Michael Chang, a senior majoring in fine arts, became animated when he discussed the conception of Re: Manifest Destiny, his upcoming art exhibition. It focuses on the future of Los Angeles and the potential ramifications of the city’s current social tensions.
“You can drive for five minutes and you’re in Hancock Park, and the next minute you’re in Koreatown,” Chang said. “It’s like, where did all the f-cking trees go, right?”
The exhibit opens Monday at the Helen Lindhurst Fine Arts Gallery in Watt Hall. Chang collaborated with filmmaker Aaron Ashby and artist Laura Kg on portions of the show.
In Re: Manifest Destiny, Chang will present a set of paintings, collages, graphics and prints that depict a dystopian Los Angeles in the year 2037. The pieces imagine a hypersegregated Los Angeles in which physical walls separate racial neighborhoods and the infrastructure intended to bring the city together instead enforce division. A multicultural revolutionary group forms in protest of segregation and a set of pieces memorialize their efforts.
The multimedia exhibition is named after a term used to describe the aggressive expansion of United States territory into the American West during the 19th century. Chang saw parallels between the social dynamics of Los Angeles today and what played out in California during the period of westward expansion. He cited gentrification of minority neighborhoods, appropriation of native and local cultures and an education system that threatens marginalized identities as concerns that he hopes to address in his artwork.

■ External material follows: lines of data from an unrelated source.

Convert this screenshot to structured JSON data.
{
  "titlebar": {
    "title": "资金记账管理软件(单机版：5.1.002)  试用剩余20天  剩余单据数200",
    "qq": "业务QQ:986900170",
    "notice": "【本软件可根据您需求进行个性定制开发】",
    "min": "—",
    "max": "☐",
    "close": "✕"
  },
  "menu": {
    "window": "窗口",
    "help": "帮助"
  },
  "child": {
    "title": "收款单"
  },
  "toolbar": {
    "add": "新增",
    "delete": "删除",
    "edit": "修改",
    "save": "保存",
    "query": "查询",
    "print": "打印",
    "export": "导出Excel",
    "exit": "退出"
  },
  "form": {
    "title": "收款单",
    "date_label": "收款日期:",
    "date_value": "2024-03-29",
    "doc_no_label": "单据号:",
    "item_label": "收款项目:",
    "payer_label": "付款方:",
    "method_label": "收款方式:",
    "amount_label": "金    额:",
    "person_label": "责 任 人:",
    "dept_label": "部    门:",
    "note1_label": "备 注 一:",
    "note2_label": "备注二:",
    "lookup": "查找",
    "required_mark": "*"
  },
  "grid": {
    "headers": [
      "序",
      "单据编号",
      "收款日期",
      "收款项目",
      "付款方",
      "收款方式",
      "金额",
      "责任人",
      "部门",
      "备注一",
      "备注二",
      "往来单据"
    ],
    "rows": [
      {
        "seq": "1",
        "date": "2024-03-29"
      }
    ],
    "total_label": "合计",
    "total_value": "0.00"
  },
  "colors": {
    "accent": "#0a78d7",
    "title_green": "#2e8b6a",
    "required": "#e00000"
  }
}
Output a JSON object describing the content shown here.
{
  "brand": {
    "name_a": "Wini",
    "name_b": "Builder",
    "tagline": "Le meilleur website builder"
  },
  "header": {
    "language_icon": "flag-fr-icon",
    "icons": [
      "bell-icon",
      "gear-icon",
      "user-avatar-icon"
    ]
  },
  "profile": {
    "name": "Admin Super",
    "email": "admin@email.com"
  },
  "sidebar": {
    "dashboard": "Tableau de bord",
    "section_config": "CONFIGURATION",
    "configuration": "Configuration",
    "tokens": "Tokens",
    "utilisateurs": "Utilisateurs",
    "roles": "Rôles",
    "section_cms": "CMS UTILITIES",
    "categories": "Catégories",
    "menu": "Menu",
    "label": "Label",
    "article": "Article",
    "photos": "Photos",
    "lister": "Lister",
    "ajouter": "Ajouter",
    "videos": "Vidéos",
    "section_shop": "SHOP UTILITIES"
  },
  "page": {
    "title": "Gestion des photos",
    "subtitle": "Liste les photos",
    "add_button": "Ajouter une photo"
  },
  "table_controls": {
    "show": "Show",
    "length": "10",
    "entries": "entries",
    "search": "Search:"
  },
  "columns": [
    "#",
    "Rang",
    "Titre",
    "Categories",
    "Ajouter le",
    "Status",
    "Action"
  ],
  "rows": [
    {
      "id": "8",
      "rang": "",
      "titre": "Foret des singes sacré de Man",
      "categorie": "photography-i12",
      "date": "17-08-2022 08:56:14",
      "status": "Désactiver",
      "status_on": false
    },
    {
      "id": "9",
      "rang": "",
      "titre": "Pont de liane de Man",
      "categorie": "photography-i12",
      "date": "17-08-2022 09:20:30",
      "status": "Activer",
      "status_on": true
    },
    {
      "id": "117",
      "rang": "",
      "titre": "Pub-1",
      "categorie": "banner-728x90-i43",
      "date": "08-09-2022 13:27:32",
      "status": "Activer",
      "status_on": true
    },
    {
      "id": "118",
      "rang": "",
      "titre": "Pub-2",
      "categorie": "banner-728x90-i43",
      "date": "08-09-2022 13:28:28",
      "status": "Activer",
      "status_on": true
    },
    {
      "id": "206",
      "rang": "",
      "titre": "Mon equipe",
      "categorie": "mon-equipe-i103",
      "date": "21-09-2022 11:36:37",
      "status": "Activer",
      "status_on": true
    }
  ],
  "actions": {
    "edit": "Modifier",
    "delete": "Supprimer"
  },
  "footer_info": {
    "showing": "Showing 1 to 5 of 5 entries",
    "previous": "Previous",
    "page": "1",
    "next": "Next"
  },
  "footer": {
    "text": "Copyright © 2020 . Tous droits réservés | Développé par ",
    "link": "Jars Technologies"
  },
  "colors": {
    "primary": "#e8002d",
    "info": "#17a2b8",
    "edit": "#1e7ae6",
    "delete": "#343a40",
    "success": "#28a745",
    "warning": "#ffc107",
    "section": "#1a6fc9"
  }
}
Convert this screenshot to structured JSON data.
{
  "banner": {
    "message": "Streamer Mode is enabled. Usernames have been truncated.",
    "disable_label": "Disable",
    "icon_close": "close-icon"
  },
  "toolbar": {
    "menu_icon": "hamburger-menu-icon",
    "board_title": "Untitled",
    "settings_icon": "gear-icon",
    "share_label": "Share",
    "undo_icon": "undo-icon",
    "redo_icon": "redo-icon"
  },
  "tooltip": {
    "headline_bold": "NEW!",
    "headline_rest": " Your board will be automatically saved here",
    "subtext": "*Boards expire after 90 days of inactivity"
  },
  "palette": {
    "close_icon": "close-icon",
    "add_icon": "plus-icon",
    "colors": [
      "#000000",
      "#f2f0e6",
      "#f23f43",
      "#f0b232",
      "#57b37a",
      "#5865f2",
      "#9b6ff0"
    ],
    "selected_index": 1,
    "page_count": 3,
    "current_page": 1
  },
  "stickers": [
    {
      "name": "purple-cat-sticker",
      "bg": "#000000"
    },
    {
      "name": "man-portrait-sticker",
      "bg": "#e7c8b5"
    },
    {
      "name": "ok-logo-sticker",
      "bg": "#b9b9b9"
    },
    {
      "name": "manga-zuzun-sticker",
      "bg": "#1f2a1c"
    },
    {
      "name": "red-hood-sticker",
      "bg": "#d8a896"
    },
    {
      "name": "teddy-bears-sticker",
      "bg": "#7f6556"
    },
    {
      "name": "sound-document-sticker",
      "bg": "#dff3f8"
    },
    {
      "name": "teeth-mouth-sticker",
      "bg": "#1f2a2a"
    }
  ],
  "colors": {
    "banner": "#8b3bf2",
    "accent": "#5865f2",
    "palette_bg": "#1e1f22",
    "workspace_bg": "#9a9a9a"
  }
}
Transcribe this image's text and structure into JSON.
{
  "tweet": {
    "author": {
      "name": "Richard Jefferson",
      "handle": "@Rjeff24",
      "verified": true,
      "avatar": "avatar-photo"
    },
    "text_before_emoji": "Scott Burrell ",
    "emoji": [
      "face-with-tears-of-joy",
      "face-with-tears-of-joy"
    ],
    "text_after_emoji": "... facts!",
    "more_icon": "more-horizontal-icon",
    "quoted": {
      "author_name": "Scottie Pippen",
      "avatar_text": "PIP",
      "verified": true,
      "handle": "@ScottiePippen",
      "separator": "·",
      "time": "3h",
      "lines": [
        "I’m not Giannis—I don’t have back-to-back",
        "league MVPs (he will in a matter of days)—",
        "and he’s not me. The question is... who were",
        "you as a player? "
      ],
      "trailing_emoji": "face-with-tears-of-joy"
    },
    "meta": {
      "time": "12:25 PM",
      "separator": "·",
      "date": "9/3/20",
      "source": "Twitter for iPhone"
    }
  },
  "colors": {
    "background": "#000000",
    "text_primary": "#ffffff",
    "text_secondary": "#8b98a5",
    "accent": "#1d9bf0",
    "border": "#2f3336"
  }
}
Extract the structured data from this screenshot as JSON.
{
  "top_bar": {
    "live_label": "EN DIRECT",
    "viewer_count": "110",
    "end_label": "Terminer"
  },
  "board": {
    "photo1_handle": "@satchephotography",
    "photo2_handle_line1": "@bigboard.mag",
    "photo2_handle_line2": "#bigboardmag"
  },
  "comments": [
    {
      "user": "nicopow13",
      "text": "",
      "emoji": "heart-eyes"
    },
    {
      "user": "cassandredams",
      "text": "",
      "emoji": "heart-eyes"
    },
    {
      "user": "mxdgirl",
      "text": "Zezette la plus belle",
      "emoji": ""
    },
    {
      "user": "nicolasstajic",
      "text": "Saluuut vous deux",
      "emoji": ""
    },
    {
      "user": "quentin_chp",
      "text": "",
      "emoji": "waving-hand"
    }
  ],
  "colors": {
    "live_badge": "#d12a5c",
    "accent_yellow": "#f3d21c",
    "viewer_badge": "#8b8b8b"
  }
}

“Looking back on my time in public education, it was really skewed toward one perspective, which is the white, heteronormative male perspective,” Chang said.
Chang told a story from his middle school California history class. The public school’s standard textbook said that the Chinese immigrants who constructed the transcontinental railroad during the 1860s were “hardworking, obedient and never complained.” At the time, Chang felt proud of his Chinese heritage, but looking back, he reflects that those sorts of classroom experiences pressured him into accepting Orientalist stereotypes that portray Chinese people as a subservient model minority.
Chang believes that the origin of the social and racial tension in Los Angeles is past racist legislation in policymaking. He named post-WWII highway construction, which disrupted minority communities in East Los Angeles, and redlining, the practice of companies denying home loans and insurance to those living in poor areas.
“[These decisions] are still affecting how all these different enclaves that we have in Los Angeles are existing,” Chang said.
He pointed that chain link fences, tall hedges and metal fencing like that surrounding the USC campus were all segregating devices created in response to racist and classist fears.
Re: Manifest Destiny is a collection of speculative work meant to interrogate all of these phenomena while maintaining a focus on the future — and the potential consequences of inaction.
Chang recognized that his art may express a perspective that not all visitors will agree with, but hopes that they will come with an open mind.
“[The project] is just a measured response to everything that’s been happening, especially this summer,” he said. Through his project, Chang hopes to overcome a polarized political climate that has affected the way people communicate about their disagreements.
In the future, Chang hopes to continue building the world of Re: Manifest Destiny and explore it using 3-D mediums such as performance art. He also mentioned an interest in cults, which he argues can take religious, sociopolitical and even racial forms. Chang expressed mixed emotions regarding his own Asian-American identity and the failure of the Asian-American community to receive South Asians, Southeast Asians and others outside the economically powerful triangle formed by China, South Korea and Japan.
Re: Manifest Destiny is a thoughtful, future-oriented project that challenges visitors to be proactive in averting the dystopia Chang presents. The exhibit will run from Sept. 12 to 22 at the Lindhurst Fine Arts Gallery in Watt Hall.